You can also include raw image data:
$ cvc download -r
or:
$ cvc download --include-raw
This will download raw tiff images to rawData/
, if they exist for the dataset.
By default, CVC performs 10 downloads in parallel at a time. For faster connections,
you can increase this number by using the --pool-size
option (-p
for short); for example:
$ cvc download --pool-size 50 # download 50 frames at a time
When using a global cache, it may be necessary to run the download command using the
-s
| --symlink
flag which will create a symlink versus a hard link in the
data/
directory of the cloned dataset (i.e. if the cache is on a different volume).
$ cvc download -s
Commit History
Show log of commits:
$ cvc log
You can use cvc checkout
to view files at a specific commit, or
cvc show
to see more info about a specific commit.
Checking out a Commit
Checkout a commit hash:
$ cvc checkout COMMIT_HASH
You can also use relative commit references. For example, to reset to the most recent commit (such as when you want to return after checking out some other commit):
$ cvc checkout "HEAD"
Warning
Checking out a commit is a destructive action. Any local changes will be overwritten.
Commit Info
Shows information on the most recent commit:
$ cvc show
You can also view a specific commit by passing its hash:
$ cvc show COMMIT_HASH
Status
Print staged images and changed files:
$ cvc status
Use cvc publish
to send these changes to Conservator.
Current Changes
Show changes in index.json
and associated_files
since last commit:
$ cvc diff
Staging New Images
Stage images for uploading:
$ cvc stage-image some/path/to/a.jpg
All files must be valid JPEG images. You can specify as many paths
as you want, including path wildcards. These images can be uploaded
using the cvc upload-images
or cvc publish
commands.
Images can be un-staged using the unstage-images
command:
$ cvc unstage-image some/path/to/a.jpg
Uploading and Adding Staged Images
Upload any staged images, and add them to frames.jsonl
:
$ cvc upload-images
By default, the staged images will also be copied to the local dataset’s data/
directory. This way, you don’t need to re-download the frames.

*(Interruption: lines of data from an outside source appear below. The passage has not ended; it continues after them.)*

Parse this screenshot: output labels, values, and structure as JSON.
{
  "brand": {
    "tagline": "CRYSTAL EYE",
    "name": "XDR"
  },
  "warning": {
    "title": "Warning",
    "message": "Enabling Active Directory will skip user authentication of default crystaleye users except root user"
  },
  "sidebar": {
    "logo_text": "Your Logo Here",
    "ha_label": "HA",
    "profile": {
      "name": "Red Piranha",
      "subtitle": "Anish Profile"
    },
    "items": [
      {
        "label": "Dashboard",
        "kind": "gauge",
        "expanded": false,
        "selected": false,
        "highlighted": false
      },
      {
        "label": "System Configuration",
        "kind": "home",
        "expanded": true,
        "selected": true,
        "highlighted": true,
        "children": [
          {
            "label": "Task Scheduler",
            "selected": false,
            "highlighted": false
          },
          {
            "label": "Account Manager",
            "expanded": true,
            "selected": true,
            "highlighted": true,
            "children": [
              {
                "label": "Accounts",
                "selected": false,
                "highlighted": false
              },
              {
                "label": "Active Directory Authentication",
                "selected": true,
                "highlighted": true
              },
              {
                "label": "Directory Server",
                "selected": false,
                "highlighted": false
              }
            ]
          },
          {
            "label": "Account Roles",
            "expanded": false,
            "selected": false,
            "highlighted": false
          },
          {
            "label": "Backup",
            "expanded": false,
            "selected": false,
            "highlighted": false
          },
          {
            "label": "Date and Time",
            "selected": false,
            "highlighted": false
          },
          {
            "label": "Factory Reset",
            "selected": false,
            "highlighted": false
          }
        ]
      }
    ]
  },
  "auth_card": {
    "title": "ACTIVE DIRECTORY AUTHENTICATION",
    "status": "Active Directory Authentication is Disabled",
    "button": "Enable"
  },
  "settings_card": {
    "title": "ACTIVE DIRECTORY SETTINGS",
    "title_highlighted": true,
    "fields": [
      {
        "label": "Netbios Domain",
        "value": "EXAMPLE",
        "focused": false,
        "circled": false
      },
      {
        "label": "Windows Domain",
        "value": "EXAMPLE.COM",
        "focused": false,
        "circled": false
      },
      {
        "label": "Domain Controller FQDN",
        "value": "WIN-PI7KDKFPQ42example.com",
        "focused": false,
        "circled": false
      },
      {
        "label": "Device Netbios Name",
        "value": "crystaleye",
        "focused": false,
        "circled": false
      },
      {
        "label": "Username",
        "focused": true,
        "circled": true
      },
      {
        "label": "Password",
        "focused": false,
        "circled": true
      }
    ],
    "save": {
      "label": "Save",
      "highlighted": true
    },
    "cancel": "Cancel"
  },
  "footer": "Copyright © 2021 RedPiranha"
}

To disable the copy,
use the --skip-copy
option.
Validating Changes
The index.json
file in any dataset should match the format expected by
conservator. This format is defined by a JSON schema, and you can validate
locally:
$ cvc validate
This command is also run (and required to pass) before adding or committing new changes.
Making a Commit
Commit changes to index.json
and associated_files
with the given commit message:
$ cvc commit "Your commit message here"
This runs cvc validate
and only commits if the current index.json
is valid.
Push Local Commits
Push your local commits to Conservator:
$ cvc push
Publish: Upload, Commit, Push
A frequent usage pattern is to upload frames, commit changes to index.json
,
and push. All three steps can be done with a single command:
$ cvc publish "Your commit message"
If you don’t have any images staged, the upload process will be skipped. So this is also a suitable replacement for commit, push. Any modifications or additions to associated files will also be included in the commit.
Pull Local Commits
Pull the latest commits, assuming there are no local changes:
$ cvc pull
This will update index.json
and the associated_files
directory.
This won’t download new frames that were added to index.json
. You
must run cvc download
again to get these new frames.